UV-Illuminated Rhodium: Breakthrough Yields Methane from Carbon Dioxide - cf100clunk
Researchers in the Chemistry and Physics Departments at Duke University have found that CH4 (Methane) is almost exclusively produced when rhodium nanoparticles are mildly illuminated in ultraviolet LED light, yielding a seven-fold increase in the CH4 production rate over dark conditions, while only a slight increase in simultaneous CO production was detected. No other carbon-containing product was observed, making this photocatalytic process an enticing possible solution for the reduction of carbon dioxide concentrations in the atmosphere while simultaneously producing methane for fuel and industrial use.
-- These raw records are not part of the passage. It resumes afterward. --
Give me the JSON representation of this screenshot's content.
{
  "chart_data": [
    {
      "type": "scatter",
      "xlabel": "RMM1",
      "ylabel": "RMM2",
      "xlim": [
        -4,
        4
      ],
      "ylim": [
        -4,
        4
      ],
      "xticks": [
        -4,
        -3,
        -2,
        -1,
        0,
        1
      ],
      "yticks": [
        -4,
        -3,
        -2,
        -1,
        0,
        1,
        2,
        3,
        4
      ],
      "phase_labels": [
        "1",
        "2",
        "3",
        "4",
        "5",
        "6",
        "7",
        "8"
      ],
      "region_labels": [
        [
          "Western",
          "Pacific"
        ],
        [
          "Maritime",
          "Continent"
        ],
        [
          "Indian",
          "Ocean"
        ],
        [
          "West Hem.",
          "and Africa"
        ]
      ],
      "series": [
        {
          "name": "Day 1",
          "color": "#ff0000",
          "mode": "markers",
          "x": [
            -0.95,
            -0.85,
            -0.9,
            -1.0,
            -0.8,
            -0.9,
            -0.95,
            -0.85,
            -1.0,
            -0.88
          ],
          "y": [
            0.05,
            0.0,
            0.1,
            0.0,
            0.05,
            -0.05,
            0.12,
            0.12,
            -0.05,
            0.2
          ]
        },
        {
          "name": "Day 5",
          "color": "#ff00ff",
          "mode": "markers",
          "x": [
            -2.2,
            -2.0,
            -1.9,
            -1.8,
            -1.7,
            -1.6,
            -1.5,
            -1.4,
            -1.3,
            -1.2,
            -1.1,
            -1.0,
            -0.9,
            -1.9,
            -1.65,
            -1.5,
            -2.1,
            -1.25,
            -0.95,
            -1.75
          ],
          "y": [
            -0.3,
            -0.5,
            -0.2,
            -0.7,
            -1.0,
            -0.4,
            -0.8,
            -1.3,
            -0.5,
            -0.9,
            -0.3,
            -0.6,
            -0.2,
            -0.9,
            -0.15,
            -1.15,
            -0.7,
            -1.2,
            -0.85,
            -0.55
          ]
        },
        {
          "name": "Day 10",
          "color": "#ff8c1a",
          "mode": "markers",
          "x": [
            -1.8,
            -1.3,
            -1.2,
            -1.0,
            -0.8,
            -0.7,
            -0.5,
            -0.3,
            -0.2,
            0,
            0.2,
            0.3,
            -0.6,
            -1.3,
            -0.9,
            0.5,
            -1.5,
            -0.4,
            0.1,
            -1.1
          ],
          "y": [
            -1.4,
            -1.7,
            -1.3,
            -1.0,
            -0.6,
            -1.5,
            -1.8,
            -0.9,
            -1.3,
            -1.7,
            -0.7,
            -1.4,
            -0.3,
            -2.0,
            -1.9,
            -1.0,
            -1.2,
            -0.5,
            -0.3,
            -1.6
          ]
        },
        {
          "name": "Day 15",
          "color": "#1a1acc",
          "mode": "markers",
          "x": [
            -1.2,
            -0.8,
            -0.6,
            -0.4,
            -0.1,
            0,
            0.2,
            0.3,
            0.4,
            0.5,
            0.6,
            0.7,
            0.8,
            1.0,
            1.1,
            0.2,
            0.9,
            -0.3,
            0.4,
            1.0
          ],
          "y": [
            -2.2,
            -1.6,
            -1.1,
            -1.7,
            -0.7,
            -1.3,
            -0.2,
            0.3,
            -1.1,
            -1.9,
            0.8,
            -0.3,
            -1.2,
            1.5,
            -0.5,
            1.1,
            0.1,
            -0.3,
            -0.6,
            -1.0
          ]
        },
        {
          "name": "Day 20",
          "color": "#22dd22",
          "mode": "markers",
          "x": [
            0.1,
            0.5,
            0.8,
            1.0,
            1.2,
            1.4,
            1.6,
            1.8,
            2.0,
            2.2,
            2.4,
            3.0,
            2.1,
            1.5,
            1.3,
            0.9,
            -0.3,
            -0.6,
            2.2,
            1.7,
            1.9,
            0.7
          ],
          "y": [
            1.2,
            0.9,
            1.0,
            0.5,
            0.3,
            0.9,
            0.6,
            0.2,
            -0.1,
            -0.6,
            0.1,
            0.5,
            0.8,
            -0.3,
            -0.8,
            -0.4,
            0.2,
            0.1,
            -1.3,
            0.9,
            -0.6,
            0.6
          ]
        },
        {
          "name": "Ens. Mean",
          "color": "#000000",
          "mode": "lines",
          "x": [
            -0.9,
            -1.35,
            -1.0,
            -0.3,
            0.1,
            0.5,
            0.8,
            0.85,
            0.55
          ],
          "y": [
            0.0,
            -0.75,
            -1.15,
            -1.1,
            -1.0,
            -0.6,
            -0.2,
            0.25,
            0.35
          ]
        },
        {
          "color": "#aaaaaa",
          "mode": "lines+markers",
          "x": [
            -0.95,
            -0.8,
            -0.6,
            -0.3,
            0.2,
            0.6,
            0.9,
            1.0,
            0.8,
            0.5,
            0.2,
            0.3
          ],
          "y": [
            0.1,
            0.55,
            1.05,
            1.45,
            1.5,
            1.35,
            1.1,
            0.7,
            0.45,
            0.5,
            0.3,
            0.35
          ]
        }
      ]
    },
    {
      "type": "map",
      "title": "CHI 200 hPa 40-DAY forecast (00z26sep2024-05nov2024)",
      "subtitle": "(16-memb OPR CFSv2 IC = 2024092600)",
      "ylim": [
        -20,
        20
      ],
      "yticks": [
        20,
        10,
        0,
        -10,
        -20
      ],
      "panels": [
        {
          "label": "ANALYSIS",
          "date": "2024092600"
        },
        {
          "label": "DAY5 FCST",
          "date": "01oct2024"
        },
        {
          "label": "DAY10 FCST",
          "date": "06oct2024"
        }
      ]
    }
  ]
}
Rhodium is commonly used in automobile catalytic converters. http:&#x2F;&#x2F;www.nature.com&#x2F;articles&#x2F;ncomms14542
======
737013
Landmark. All kinds of sophisticated nanostructured catalysts are going to do
some amazing things. It's the most interesting branch of chemistry --
affecting fundamental kinetics like reaction rates, using really fundamental
physical characteristics like shape, surface and mixing it with EM radiation.
But it's still chemistry. It's like machine code for chemistry. Whereas
organic reactions with their convenient diagrams and nomenclature are like
"higher level langauges." People might think progress in chem is over. But
it's just the beginning.